I believe you want to start with the Ampere-Maxwell equation and consider a "constant" current through a current loop. "constant" will mean that you can drop the $\partial E/\partial t$ term.

Look at Chapter V of Electromagnetism by Slater and Frank (McGraw Hill 1947). Copies of the 1969 edition are selling for \$5.33 and up at Amazon.com.

A quick overview of a derivation, starting with the steady state Ampere-Maxwell equation:

$$\nabla \times \vec{B} = \mu_0 \vec{J}$$

with $\vec{B} = \nabla \times \vec{A}$, and the gauge choice $\nabla \cdot \vec{A} = 0$, with some vector equation manipulation can show:

$$\nabla^2 \vec{A} = -\mu_0 \vec{J}$$

This has the Poisson solution

$$\vec{A} = \frac{\mu_0}{4\pi} \int \frac{\vec{J'}}{\lvert \vec{r} - \vec{r}'\rvert} dV'$$

For this steady state current case, the integral over all space here can be restricted to the current loop. Roughly, speaking with $J' dV' = I \vec{\hat{j}}' dl$, computation of the curl of $\vec{A}$ gives the Biot-Savart law.

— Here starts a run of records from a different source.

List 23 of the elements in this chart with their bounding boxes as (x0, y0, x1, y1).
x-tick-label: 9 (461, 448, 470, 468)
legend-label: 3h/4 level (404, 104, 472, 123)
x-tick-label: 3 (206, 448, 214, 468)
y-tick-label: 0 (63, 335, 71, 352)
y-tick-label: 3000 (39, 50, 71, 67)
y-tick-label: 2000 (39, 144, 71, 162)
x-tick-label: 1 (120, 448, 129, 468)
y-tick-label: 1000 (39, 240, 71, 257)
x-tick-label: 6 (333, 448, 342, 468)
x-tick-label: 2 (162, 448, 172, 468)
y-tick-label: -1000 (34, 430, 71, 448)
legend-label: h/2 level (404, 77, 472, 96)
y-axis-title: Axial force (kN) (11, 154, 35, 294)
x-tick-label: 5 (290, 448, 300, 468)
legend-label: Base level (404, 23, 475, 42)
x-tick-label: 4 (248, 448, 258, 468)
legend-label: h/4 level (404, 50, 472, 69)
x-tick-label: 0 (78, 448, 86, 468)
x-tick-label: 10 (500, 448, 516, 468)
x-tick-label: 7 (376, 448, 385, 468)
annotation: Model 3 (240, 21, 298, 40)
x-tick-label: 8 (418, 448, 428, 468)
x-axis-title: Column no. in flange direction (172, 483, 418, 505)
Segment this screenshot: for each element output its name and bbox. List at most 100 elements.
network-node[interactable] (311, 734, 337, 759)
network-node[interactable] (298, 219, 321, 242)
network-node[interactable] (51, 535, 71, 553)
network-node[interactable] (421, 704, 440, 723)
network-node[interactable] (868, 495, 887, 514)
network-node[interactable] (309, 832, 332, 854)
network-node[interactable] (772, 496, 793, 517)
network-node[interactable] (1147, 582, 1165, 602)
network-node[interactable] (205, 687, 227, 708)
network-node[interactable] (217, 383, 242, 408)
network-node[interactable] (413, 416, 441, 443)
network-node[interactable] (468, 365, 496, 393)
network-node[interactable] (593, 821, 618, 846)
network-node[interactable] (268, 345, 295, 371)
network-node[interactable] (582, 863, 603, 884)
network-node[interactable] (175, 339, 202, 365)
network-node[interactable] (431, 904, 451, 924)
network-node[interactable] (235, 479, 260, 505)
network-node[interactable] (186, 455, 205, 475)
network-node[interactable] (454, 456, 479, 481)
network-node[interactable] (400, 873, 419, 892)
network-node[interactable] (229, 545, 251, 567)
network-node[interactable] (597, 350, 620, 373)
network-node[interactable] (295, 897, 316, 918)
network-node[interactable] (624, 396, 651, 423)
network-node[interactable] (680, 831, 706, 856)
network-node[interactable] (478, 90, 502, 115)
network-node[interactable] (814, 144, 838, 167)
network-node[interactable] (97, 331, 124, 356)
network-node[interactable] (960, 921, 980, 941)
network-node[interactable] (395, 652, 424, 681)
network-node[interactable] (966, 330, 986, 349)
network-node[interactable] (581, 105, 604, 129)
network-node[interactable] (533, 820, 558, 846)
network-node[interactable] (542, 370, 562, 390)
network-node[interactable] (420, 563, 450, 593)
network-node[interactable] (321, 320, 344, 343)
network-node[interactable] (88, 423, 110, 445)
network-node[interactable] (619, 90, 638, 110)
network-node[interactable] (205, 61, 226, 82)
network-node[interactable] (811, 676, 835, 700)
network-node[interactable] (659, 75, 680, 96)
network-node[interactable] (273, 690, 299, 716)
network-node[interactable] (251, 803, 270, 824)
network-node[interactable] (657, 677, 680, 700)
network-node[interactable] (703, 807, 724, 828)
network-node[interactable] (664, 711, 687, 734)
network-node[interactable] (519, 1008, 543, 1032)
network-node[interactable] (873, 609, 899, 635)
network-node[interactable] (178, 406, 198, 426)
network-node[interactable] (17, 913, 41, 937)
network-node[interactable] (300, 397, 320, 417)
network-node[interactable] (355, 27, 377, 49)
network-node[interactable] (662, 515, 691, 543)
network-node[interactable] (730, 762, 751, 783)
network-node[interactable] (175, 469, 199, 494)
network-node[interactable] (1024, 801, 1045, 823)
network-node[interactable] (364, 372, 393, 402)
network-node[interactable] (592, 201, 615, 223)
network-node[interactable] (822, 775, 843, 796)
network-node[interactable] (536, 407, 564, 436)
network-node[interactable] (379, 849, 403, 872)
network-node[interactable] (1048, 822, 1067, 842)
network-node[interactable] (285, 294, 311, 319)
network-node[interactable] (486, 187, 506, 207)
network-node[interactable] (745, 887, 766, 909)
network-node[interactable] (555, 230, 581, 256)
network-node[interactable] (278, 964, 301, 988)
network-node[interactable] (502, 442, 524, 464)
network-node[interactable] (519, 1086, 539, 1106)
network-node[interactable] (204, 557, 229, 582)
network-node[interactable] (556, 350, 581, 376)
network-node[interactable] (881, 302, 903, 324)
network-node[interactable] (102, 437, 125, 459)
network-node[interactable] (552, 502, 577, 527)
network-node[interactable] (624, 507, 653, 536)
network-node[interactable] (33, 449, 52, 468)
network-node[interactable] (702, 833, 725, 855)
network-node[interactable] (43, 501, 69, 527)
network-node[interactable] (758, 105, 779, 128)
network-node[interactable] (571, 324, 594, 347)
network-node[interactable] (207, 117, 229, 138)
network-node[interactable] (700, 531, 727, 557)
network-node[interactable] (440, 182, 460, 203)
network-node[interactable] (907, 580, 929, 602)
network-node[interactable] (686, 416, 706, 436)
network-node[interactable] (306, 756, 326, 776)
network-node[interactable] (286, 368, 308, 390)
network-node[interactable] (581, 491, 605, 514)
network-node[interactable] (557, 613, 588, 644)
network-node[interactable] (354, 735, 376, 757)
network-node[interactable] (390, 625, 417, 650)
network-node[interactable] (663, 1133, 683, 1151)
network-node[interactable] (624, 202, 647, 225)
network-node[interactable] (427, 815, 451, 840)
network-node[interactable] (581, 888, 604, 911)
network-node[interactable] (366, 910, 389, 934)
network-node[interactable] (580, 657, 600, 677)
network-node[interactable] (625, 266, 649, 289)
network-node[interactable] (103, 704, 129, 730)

$$\vec{B} = \frac{\mu_0 I}{4\pi} \int dl' \hat{j}' \times \frac{\vec{r} -\vec{r}'}{{\lvert \vec{r} - \vec{r}'\rvert}^3}$$

Thanks for all the replies so far, so am I right in thinking that the Biot-Savart law applies only when we assume that there is stationary current?
Thanks for the start on that proof, I need to look further into Poisson solutions in Electromagnetism to understand that step.
Thanks once again

so am I right in thinking that the Biot-Savart law applies only when we assume that there is stationary current?

Yes.

ps. Re the Poisson solution. You may actually be familiar with this from electrostatics (subst, \rho, \phi, \epsilon_0, ...)

Cyosis
Homework Helper
Biot-Savart's law is an empirical law, just like Coulomb's law and Newton's law of gravitation. It is from these laws that Ampere's law, Gauss' law and Gauss' law from gravitation are derived. So to derive the law you sort of need a more fundamental law, which is as of yet not known to mankind.